El primer dia de marcha a la salida de Daheyan. Foto: Sebastián ÁlvaroCaminar no es sólo el ejercicio más saludable y uno de los más placenteros que existen. El espectáculo del desierto me compensaba con creces todas las fatigas. Aunque también tuve que aprender a ser paciente, algo que no llevo muy bien, pues no hay nada más agobiante y opresivo que despertarte y ver el mismo horizonte inamovible que te encontraras durante todo el día, o al día siguiente.

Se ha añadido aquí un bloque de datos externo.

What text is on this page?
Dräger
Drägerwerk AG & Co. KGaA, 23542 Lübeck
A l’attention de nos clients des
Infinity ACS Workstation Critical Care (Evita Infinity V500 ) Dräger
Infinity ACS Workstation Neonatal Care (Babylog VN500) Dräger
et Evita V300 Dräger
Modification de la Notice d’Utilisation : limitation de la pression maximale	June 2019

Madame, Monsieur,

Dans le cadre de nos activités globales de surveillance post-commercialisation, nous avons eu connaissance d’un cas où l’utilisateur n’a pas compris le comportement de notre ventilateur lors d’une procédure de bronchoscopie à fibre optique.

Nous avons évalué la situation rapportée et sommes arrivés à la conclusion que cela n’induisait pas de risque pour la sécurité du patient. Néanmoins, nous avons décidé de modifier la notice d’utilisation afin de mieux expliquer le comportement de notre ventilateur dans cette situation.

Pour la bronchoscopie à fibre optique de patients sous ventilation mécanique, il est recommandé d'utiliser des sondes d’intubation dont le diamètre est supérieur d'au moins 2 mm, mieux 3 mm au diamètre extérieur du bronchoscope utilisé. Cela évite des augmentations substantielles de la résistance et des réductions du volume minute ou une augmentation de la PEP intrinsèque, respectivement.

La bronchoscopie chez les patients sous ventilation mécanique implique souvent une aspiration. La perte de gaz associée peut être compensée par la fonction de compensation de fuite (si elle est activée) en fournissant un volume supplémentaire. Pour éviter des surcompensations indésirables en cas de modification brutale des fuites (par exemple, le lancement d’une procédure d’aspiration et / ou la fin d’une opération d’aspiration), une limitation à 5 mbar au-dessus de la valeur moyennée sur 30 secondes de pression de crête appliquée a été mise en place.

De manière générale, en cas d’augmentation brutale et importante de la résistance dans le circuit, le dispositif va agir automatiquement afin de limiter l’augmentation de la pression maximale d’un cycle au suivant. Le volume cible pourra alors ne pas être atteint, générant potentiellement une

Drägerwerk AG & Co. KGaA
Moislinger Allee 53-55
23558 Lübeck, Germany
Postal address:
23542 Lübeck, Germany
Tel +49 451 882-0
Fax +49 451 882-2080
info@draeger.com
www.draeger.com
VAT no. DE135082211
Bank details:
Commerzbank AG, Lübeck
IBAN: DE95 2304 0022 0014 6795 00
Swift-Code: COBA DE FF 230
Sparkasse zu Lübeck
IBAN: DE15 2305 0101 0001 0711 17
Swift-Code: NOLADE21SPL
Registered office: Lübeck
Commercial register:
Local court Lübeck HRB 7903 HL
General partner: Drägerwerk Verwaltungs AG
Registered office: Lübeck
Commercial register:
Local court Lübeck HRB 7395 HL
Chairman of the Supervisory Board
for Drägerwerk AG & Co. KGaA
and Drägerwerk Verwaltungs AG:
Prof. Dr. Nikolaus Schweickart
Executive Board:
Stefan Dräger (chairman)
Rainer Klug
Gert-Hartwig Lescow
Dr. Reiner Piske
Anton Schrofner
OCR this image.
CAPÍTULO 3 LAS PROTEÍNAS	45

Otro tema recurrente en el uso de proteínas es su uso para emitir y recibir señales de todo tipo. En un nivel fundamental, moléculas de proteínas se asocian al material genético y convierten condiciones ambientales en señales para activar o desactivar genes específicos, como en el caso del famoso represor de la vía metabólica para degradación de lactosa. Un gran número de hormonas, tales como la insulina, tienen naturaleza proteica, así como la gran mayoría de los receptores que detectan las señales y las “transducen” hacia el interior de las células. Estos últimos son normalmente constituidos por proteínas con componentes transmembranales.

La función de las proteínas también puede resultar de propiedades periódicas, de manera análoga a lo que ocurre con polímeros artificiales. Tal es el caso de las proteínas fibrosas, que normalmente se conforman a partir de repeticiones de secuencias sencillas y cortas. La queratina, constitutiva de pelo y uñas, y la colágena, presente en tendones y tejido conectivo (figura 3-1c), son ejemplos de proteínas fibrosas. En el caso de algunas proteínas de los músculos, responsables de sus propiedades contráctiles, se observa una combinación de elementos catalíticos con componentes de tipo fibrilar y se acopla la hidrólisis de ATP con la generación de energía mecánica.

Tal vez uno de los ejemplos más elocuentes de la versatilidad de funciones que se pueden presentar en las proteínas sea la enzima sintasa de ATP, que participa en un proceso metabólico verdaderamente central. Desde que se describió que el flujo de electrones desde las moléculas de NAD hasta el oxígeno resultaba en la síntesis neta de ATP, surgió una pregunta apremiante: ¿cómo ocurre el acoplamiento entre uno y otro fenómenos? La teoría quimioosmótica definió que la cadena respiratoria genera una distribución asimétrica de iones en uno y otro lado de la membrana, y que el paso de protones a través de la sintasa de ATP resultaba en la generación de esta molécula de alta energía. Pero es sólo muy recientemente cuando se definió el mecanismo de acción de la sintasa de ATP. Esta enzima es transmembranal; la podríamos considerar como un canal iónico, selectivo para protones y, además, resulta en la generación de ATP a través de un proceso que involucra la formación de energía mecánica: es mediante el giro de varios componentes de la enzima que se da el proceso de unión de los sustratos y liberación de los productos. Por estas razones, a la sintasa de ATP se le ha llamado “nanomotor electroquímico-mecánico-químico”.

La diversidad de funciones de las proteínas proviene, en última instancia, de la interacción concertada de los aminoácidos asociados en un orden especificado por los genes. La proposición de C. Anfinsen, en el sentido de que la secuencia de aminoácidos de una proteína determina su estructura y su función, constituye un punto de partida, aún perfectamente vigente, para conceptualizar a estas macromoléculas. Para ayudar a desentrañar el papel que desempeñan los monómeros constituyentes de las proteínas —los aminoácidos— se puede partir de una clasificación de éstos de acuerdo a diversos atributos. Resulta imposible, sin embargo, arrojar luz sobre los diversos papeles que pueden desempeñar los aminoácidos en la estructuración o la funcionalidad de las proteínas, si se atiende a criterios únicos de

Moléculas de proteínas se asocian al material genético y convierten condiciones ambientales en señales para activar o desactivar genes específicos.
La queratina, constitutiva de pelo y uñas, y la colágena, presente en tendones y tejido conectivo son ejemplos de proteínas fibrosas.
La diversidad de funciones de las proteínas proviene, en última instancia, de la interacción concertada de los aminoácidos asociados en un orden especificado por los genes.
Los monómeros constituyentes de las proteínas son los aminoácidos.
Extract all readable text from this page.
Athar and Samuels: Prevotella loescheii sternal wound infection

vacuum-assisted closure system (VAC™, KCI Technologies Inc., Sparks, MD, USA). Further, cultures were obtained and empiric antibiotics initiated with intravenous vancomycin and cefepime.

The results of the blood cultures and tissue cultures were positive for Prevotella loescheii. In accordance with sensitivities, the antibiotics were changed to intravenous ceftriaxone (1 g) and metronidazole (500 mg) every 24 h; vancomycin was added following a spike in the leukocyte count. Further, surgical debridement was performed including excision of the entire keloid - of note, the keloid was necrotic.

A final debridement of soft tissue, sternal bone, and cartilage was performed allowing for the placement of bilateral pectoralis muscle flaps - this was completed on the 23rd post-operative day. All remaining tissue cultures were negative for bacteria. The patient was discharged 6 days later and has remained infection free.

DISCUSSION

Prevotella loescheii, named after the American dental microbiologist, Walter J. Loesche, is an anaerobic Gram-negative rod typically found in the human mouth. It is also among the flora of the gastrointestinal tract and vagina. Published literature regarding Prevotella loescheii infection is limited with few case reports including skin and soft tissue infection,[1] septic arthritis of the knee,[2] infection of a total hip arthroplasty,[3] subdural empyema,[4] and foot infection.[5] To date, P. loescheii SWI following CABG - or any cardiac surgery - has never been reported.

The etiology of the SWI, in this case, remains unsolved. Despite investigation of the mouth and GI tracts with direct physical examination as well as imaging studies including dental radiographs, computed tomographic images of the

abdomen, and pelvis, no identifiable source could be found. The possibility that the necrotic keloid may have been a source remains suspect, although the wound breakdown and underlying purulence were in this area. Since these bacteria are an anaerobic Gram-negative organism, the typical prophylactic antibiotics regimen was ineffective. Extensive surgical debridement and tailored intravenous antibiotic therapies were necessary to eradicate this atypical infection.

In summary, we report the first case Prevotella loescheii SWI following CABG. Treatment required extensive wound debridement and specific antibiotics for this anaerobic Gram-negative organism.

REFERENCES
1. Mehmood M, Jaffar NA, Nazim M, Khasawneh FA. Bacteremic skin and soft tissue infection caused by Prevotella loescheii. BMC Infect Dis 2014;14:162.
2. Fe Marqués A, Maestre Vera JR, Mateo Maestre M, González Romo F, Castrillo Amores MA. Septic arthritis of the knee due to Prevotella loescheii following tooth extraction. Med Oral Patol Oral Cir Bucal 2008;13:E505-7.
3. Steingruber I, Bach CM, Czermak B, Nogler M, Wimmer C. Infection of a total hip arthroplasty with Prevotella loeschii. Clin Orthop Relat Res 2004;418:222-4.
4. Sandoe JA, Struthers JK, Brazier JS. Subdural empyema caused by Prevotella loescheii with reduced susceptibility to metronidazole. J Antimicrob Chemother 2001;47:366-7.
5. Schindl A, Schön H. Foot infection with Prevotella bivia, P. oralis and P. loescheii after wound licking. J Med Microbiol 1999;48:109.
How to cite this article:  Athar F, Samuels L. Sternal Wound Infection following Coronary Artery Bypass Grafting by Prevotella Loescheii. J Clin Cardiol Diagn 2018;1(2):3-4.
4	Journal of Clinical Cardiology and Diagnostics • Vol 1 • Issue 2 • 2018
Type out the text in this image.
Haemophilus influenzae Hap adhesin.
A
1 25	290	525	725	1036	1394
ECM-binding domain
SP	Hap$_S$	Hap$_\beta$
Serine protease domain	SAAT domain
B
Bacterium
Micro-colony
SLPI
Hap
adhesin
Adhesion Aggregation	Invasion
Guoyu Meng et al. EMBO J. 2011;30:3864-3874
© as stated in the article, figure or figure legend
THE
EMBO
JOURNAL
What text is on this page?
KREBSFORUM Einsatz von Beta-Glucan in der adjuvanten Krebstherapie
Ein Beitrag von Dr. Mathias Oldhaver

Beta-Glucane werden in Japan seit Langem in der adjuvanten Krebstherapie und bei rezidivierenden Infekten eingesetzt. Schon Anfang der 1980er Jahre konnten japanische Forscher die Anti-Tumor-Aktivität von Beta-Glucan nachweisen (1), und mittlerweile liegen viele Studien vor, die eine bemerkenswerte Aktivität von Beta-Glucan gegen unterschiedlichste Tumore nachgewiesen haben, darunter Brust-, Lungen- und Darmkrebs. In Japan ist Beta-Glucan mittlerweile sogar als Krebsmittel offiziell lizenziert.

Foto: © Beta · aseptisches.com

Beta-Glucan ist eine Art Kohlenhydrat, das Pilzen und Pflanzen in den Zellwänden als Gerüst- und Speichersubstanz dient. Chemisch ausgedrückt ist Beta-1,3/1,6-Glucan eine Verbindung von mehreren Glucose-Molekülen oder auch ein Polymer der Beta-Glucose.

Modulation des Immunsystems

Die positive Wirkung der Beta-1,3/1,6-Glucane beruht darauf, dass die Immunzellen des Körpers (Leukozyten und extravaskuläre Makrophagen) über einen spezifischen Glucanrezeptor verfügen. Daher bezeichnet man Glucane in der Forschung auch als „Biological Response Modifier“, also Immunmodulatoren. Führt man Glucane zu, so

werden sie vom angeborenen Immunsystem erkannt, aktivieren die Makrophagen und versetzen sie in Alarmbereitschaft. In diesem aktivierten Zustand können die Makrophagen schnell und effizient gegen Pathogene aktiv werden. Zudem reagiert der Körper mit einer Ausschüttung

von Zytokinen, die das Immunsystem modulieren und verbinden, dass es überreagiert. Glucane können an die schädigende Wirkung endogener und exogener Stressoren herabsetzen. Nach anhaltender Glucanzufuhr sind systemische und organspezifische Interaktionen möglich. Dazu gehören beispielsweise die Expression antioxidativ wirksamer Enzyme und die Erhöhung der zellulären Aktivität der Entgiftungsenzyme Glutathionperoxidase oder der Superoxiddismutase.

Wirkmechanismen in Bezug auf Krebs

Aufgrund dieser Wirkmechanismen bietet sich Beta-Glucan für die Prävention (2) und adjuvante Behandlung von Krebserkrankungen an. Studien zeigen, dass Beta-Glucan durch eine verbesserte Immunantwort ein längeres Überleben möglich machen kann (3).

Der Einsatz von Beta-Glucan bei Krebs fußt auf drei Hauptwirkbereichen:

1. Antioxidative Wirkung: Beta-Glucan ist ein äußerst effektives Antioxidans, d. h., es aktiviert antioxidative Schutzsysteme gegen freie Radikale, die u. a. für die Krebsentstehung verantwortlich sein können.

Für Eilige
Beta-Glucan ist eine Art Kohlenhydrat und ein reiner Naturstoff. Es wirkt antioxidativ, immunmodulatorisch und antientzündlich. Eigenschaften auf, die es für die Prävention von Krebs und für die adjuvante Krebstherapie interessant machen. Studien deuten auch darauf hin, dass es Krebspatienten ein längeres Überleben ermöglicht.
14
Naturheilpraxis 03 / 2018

Navegar en un desierto, como en el mar, es avanzar por un decorado inmutable, que no podría saberse distinto sino fuera por el GPS o la brújula. En el Taklamakán, como en la Antártida, o en el Hielo Patagónico sur, tuvimos que echar mano de toda nuestra fuerza de voluntad para no desanimarnos y seguir avanzando hacia una meta que ni siquiera alcanzábamos a divisar, oculta en algún punto más allá del mar de dunas. Sin embargo, y a pesar de ello, pronto comenzamos a apreciar los detalles del desierto, sus infinitos matices, sus texturas, sus luces asombrosas, tan bellas como las de la Patagonia o el Tíbet. Pero  también aprendimos, afortunadamente, lecciones más prosaicas y eficaces como cargar los camellos, operación que nunca nos lleva menos de dos horas, a saber que zonas de las dunas son más consistentes, o a encontrar pequeños corredores interdunares que nos hacen caminar más deprisa, aunque no se encuentren exactamente en la dirección correcta para, un poco más adelante, corregir el rumbo. El primer vivac en el Taklamakan. Foto: Sebastián ÁlvaroEs Tamayo, un experto en estos menesteres, quien se encarga la mayoría de las veces de la navegación, aunque en realidad marcar el rumbo es muy sencillo: tenemos que seguir la dirección que marca nuestra sombra a media mañana. Yo pongo mi cabeza en la belleza de mi entorno, en mi trabajo de realizar el documental y en saborear esta soledad largamente buscada. No es contradictorio. A veces disfruto de la compañía de mis amigos, pero también hay muchas veces que me quedo rezagado, sintiéndome minúsculo y perdido, desvalido y vulnerable, en medio del Taklamakán. La grandeza de los seres humanos no se mide por nuestra capacidad de utilizar la fuerza, ni por nuestras herramientas, ni por nuestra casi infinita capacidad de destrucción, sino precisamente por saber reconocer nuestra vulnerabilidad, por saber ser humildes. Y pocos lugares hay de la Tierra donde aprender esa lección que el Taklamakán… 

 

2 comentarios

  1. De todas las expediciones de al filo, esta es una de las que recuerdo con más cariño. Me impresionó tanto que no me pude contener y acabé organizando un viaje al sahara marroquì.
    Gracias Sebas por compartirlo.
    Un saludo

  2. Laura

    Tengo una serie en DVD de algunos de los documentales que realizaste de «Al filo de lo imposible». Hay uno sobre esta expedición, y es de los que más me impresionó y me gustó. Me pareció una hazaña nueva y complicadísima, diría que hasta heroica. Los aventureros y alpinistas me parecéis sabios, porque vuestros ojos ven paisajes que la mayoría solo soñamos. Enhorabuena.